Bemoaning the loss of the Soviet Empire, Russian President Vladimir Putin calls the collapse the "disintegration" of Russian history, and is almost certainly a warning to the G7 nations and Ukraine that Russia will have that empire back one way or another.
 
President Vladimir Putin has lamented the collapse of the Soviet Union three decades ago as the demise of what he called "historical Russia" and said the economic crisis that followed was so bad he was forced to moonlight as a taxi driver.

Putin's comments, released by state TV on Sunday, are likely to further fuel speculation about his foreign policy intentions among critics, who accuse him of planning to recreate the Soviet Union and of contemplating an attack on Ukraine, a notion the Kremlin has dismissed as fear-mongering.

"It was a disintegration of historical Russia under the name of the Soviet Union," Putin said of the 1991 breakup, in comments aired on Sunday as part of a documentary film called "Russia. New History", the RIA state news agency reported.

"We turned into a completely different country. And what had been built up over 1,000 years was largely lost," said Putin, saying 25 million Russian people in newly independent countries suddenly found themselves cut off from Russia, part of what he called "a major humanitarian tragedy".

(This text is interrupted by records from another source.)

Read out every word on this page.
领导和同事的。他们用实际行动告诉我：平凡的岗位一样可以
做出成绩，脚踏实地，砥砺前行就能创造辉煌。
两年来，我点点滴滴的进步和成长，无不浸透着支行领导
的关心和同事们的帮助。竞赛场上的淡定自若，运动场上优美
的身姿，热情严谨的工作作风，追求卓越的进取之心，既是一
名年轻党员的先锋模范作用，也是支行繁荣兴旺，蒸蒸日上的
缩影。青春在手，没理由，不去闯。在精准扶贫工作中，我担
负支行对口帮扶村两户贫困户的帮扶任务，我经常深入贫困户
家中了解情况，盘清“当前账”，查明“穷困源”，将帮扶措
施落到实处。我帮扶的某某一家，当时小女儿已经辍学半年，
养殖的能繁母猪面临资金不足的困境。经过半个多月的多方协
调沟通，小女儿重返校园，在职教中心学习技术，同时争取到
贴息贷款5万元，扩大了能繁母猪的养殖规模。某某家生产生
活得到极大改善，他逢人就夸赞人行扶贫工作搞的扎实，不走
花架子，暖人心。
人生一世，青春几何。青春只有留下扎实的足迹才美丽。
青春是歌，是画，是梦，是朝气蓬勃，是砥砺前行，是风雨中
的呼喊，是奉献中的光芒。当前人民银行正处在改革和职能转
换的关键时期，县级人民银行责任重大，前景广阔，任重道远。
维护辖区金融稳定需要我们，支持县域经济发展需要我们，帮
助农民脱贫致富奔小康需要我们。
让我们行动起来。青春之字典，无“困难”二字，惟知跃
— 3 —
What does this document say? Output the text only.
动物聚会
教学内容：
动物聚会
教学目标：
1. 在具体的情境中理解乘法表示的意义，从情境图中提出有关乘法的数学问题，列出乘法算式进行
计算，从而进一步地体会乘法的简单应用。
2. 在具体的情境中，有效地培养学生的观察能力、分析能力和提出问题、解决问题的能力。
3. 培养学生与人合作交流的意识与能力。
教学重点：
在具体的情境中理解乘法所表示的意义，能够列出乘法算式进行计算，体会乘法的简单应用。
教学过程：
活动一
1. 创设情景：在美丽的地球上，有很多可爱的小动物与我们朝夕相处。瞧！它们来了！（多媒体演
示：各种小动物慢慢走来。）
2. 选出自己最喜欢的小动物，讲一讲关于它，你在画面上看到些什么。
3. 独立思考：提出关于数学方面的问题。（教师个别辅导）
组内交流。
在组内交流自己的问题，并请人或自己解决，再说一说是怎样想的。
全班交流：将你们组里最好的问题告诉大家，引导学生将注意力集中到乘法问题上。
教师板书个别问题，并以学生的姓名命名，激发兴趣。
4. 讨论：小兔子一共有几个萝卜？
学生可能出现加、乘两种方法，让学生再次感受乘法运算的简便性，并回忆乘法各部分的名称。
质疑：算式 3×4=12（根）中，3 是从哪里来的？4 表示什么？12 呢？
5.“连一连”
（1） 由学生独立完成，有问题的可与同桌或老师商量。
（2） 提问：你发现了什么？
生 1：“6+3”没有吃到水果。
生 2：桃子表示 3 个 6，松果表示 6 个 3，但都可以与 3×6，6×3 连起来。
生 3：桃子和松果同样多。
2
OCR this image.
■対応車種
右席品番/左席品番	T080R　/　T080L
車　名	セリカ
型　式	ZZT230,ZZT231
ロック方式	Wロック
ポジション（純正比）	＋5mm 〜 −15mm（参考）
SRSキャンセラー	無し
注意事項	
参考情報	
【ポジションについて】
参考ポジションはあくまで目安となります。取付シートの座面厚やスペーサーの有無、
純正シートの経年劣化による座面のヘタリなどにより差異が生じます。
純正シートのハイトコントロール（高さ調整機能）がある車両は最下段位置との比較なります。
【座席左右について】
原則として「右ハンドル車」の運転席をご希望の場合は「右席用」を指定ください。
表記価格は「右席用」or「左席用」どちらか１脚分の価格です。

Putin also described for the first time how he was affected personally by the tough economic times that followed the Soviet collapse, when Russia suffered double-digit inflation.

"Sometimes (I) had to moonlight and drive a taxi. It is unpleasant to talk about this but, unfortunately, this also took place," the president said.

Putin, who served in the Soviet-era KGB, has previously called the collapse of the Soviet Union, which was ruled from Moscow, as the "greatest geopolitical catastrophe" of the 20th century, but his new comments show how he viewed it specifically as a setback for Russian power.

Ukraine was one of 15 Soviet republics and Putin used a lengthy article published on the Kremlin website this year to set out why he believed Russia's southern neighbour and its people were an integral part of Russian history and culture. This view is rejected by Kyiv as a politically motivated and over-simplified version of history.
 
Putin pining for the old days of the Soviet empire, when he has thousands of troops and vehicles on the Ukraine border, and Ukraine's president is accusing Russia of a coup, is no accident.  It's preparing the country for recreating that empire, starting with Kyiv.

Whatever the G7 said to Putin over the weekend, he certainly doesn't seem to care.